I think it should be assumed that dozens of other scientists were working on this.
As best I can tell, Midgley and his team (funded by his boss Charles Kettering as a partnership between General Motors and Frigidaire) were the only ones researching flourocarbons in the late 1920s -- R12 had already been synthesized in the 1890s by a German chemist, but never investigated as a refrigerant. If Midgley is locked up in a mental facility in 1929, Kettering is dead (or bankrupt from the Ethyl Corp. failure), and chemistry department research budgets are about to get zeroed by the Great Depression, it might be another 10 years before anyone discovers them.

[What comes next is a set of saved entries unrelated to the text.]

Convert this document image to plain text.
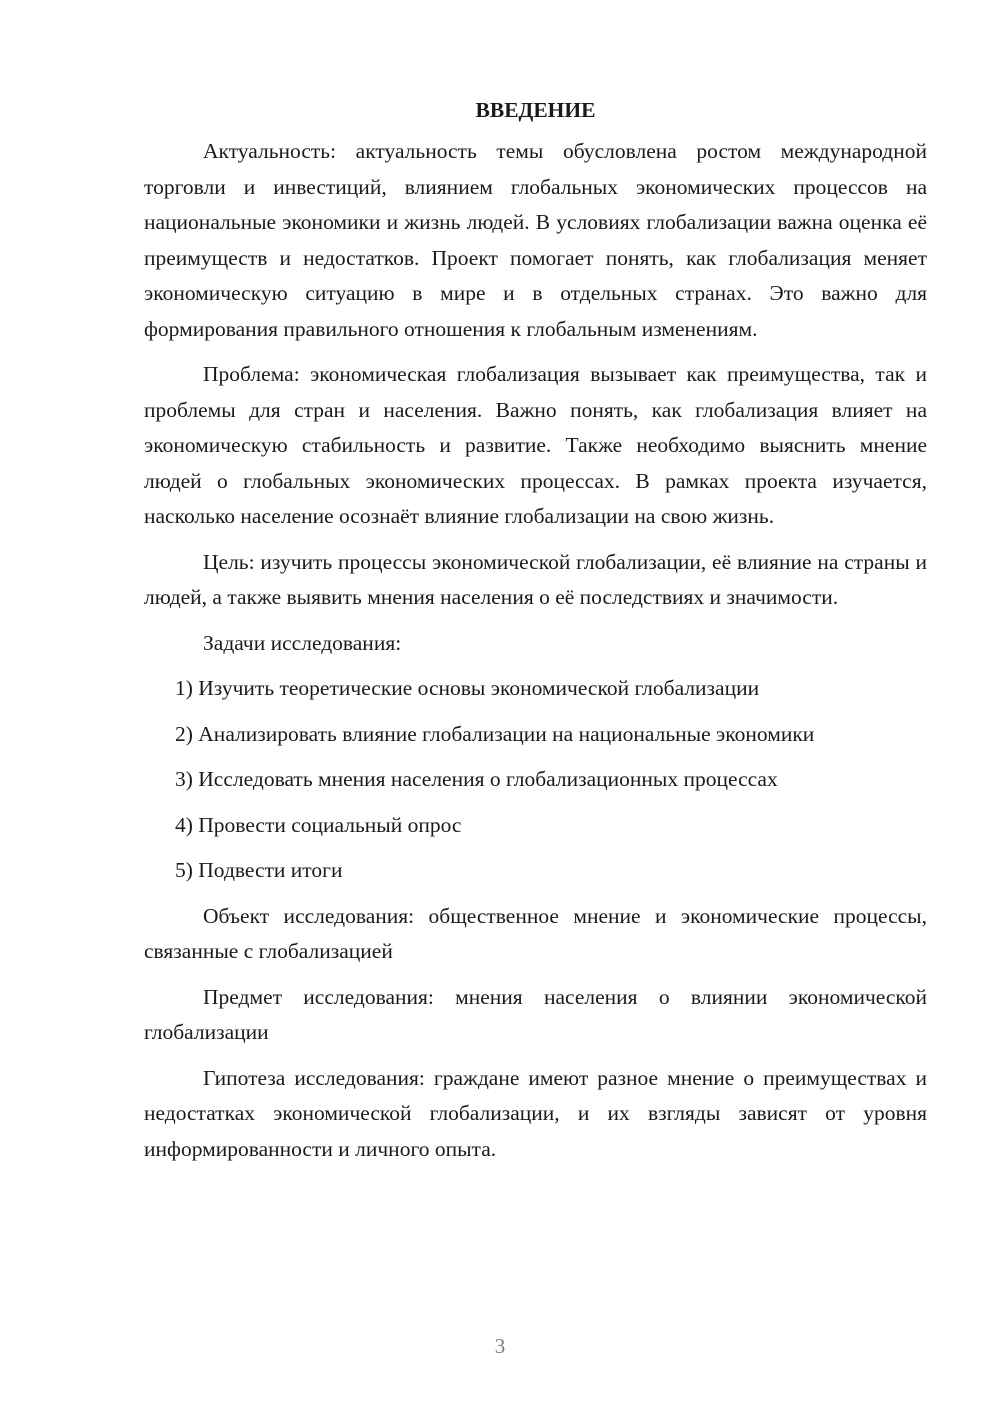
ВВЕДЕНИЕ

Актуальность: актуальность темы обусловлена ростом международной торговли и инвестиций, влиянием глобальных экономических процессов на национальные экономики и жизнь людей. В условиях глобализации важна оценка её преимуществ и недостатков. Проект помогает понять, как глобализация меняет экономическую ситуацию в мире и в отдельных странах. Это важно для формирования правильного отношения к глобальным изменениям.

Проблема: экономическая глобализация вызывает как преимущества, так и проблемы для стран и населения. Важно понять, как глобализация влияет на экономическую стабильность и развитие. Также необходимо выяснить мнение людей о глобальных экономических процессах. В рамках проекта изучается, насколько население осознаёт влияние глобализации на свою жизнь.

Цель: изучить процессы экономической глобализации, её влияние на страны и людей, а также выявить мнения населения о её последствиях и значимости.

Задачи исследования:

1) Изучить теоретические основы экономической глобализации

2) Анализировать влияние глобализации на национальные экономики

3) Исследовать мнения населения о глобализационных процессах

4) Провести социальный опрос

5) Подвести итоги

Объект исследования: общественное мнение и экономические процессы, связанные с глобализацией

Предмет исследования: мнения населения о влиянии экономической глобализации

Гипотеза исследования: граждане имеют разное мнение о преимуществах и недостатках экономической глобализации, и их взгляды зависят от уровня информированности и личного опыта.

3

And it was sheer luck Plunkett discovered PTFE in 1938 (10 years after Freon became available). Chemists did not expect flourinated polymers like that could exist, and nobody was trying to make them.

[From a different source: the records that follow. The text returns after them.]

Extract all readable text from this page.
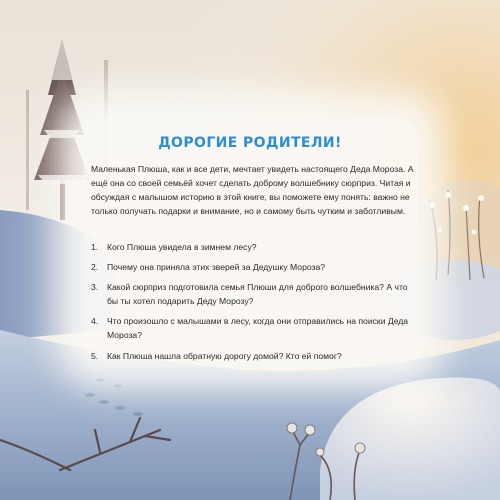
ДОРОГИЕ РОДИТЕЛИ!

Маленькая Плюша, как и все дети, мечтает увидеть настоящего Деда Мороза. А ещё она со своей семьёй хочет сделать доброму волшебнику сюрприз. Читая и обсуждая с малышом историю в этой книге, вы поможете ему понять: важно не только получать подарки и внимание, но и самому быть чутким и заботливым.

1.	Кого Плюша увидела в зимнем лесу?
2.	Почему она приняла этих зверей за Дедушку Мороза?
3.	Какой сюрприз подготовила семья Плюши для доброго волшебника? А что бы ты хотел подарить Деду Морозу?
4.	Что произошло с малышами в лесу, когда они отправились на поиски Деда Мороза?
5.	Как Плюша нашла обратную дорогу домой? Кто ей помог?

So in TTL I think it's plausible nobody discovers them until the Manhattan Project (assuming it still occurs) pours gobs of money and manpower into finding a material that can withstand UF6 vapor. The project may be delayed until they discover it.
Since PTFE is vital to enrichment of weapons-grade uranium, it will definitely be classified. Freons too, since they are a precursor. No doubt the Soviets will discover how to make the materials too, but in TTL nonstick pans and Freon refrigerators probably won't be available to Joe Consumer until the Cold War eases in the 1970s.